A cibersegurança é, hoje, algo imprescindível e uma ferramenta de defesa. “A Segurança da Informação não é apenas uma necessidade para indivíduos e companhias. Quando analisamos os impactos de incidentes em infraestruturas críticas, como os setores de óleo e gás, eletricidade, água, saúde e outros, é notável a dependência da sobrevida de sistemas computacionais disponíveis e íntegros”, explica o coordenador da pós-graduação em Segurança Cibernética da UniCarioca, no Rio de Janeiro, André Sobral.

Isso possibilita uma visão bastante promissora de mercado de trabalho para especialistas no ramo. De acordo com a Love Mondays, o salário pode variar de R$ 6.291 a R$ 15.860. Já o último Censo Inep/MEC indica 2.117 matrículas no curso por ano e 260 formandos. Como são poucos especialistas no segmento, há um vasto campo de atuação. “O mercado está em franca expansão no mundo, não é uma questão de escolha, mas de sobrevivência. As ameaças são reais e estão acontecendo agora. Então, toda organização terá alguém com conhecimento no setor”, explica Sobral.

A graduação tem duração de dois anos. Na grade curricular constam matérias como análise e gestão de riscos, banco de dados, certificação digital, computação Forense, lógica, matemática, entre outros. Segundo o especialista Leandro Alencar, as características primordiais da carreira “são atributos de confidencialidade, disponibilidade, integridade e autenticidade. Além disso, abrange sistemas computacionais e de armazenamento e informações eletrônicas”.
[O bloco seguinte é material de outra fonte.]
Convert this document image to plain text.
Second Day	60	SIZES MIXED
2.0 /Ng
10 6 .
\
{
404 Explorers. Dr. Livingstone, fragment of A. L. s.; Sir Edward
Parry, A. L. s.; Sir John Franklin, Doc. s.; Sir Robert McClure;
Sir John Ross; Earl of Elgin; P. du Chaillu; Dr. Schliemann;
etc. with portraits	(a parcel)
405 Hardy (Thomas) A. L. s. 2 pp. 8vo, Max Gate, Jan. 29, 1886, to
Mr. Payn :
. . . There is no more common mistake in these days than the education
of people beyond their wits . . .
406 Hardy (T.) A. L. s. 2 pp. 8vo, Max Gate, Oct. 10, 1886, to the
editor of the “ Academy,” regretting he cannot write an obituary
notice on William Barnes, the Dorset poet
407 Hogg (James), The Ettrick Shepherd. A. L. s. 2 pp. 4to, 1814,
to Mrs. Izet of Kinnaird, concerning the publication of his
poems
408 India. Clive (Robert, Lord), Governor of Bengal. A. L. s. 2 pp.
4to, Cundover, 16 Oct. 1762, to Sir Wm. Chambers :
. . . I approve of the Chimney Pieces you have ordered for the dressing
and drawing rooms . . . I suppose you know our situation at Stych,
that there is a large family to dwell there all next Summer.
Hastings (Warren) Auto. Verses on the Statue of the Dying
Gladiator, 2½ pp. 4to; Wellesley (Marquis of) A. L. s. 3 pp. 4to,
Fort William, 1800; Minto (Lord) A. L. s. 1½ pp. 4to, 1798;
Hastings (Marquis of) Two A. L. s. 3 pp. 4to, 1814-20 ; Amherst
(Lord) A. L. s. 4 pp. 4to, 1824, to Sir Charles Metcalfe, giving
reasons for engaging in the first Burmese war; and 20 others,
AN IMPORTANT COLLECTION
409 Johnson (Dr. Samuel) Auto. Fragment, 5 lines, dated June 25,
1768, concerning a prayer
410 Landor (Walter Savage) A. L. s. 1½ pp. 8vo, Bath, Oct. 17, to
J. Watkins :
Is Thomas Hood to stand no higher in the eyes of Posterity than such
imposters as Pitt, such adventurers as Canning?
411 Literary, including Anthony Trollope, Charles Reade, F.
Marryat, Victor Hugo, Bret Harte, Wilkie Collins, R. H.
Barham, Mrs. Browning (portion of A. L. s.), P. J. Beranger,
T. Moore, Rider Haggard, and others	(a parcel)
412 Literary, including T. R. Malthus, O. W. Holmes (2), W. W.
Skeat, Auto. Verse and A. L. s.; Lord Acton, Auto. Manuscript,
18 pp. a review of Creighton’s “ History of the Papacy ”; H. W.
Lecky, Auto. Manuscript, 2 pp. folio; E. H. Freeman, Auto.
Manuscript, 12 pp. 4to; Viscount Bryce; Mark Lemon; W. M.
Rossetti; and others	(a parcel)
Atualmente, o Brasil conta com cerca de 116 milhões de usuários de Internet. De acordo com o último levantamento do Instituto Brasileiro de Geografia e Estatística (IBGE), em apenas um ano, a taxa de internautas no Brasil cresceu cerca de 10 milhões de pessoas. Conforme o uso da rede aumenta, o nível de crimes on-line também cresce. Logo, investir na proteção das corporações no ambiente web é uma ótima pedida.